Asked if the industry needed another certification scheme, he said: “We don’t want to do anything the industry doesn’t want or need. If everything is done properly without the need for it, that’s great. But if there’s a need for it, we’ll certainly look at it.”
Nick Tune
Benedict Wallbank, a BIM consultant at SmartBIM Solutions, agreed that a BIM validation process would potentially be useful to main contractors and their suppliers.
“I believe it’s a possibility, although it’s quite early in the process. But I already work with a contractor that is talking about banding its supply chain sub-contractors into three different levels of BIM validity, and then selecting [for projects] on the basis of their BIM ability. The implication is, if their existing supply chain can’t do what they want, they will go to those who can.”
Nick Tune was speaking at the official event to launch BRE’s custodianship of BuildingSMART. The membership organisation for software vendors, construction companies and industry bodies aims to develop the open standards, protocols, product data and tools required for the interoperable use of BIM software.
It will be chaired by Mark Bew, chairman of the government’s BIM Working Group, and is now expected to become more visible and vocal in the BIM landscape.

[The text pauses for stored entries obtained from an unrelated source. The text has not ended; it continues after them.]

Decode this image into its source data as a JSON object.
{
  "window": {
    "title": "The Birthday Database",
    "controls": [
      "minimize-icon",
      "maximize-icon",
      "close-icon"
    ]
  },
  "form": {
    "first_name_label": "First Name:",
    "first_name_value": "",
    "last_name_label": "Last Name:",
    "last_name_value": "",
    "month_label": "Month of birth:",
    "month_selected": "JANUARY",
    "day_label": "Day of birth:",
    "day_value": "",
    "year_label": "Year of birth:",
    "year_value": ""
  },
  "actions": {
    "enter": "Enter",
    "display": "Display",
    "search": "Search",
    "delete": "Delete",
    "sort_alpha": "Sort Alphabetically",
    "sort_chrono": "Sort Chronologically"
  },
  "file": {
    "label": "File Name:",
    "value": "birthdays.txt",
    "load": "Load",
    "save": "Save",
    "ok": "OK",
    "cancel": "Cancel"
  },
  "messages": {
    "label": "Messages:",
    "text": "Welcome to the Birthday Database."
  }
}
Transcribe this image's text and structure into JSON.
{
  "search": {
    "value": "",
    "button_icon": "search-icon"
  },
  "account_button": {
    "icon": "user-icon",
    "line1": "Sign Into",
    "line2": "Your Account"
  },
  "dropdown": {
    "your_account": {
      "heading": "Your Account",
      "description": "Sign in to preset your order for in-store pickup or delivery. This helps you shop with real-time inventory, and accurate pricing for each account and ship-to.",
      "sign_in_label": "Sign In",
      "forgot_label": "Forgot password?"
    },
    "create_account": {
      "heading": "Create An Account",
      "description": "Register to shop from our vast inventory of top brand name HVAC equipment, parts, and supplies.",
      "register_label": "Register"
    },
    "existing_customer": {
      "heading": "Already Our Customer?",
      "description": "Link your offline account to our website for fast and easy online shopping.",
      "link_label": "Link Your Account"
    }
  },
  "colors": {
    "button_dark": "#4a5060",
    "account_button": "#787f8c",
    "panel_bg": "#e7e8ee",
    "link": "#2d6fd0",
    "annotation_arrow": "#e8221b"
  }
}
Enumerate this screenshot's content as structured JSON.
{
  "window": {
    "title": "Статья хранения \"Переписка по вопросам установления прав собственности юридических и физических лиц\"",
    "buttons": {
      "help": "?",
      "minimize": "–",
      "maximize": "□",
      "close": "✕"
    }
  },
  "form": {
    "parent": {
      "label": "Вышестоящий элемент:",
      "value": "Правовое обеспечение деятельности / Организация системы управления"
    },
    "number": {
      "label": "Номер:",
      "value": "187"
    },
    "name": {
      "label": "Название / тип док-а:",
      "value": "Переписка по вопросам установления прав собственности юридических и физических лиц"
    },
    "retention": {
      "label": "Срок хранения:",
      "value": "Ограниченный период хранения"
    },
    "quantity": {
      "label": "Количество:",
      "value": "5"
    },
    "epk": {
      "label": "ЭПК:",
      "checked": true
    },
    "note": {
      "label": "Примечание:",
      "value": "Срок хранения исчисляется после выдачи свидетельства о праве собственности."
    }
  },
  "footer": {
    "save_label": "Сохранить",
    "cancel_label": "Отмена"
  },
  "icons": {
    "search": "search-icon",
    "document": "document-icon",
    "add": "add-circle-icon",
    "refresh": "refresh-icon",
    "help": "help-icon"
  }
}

One of its main aims is developing IFC protocols, code that would sit inside each piece of BIM software and allow data generated in that program to be exported to another IFC-enabled package without any loss of accuracy.
Market-leading software vendors such as Autodesk and Bentley have so far only partially endorsed the IFC schema. But at the event, Bew told the audience that two major software vendors had given the revamped organisation “fantastic commitment”.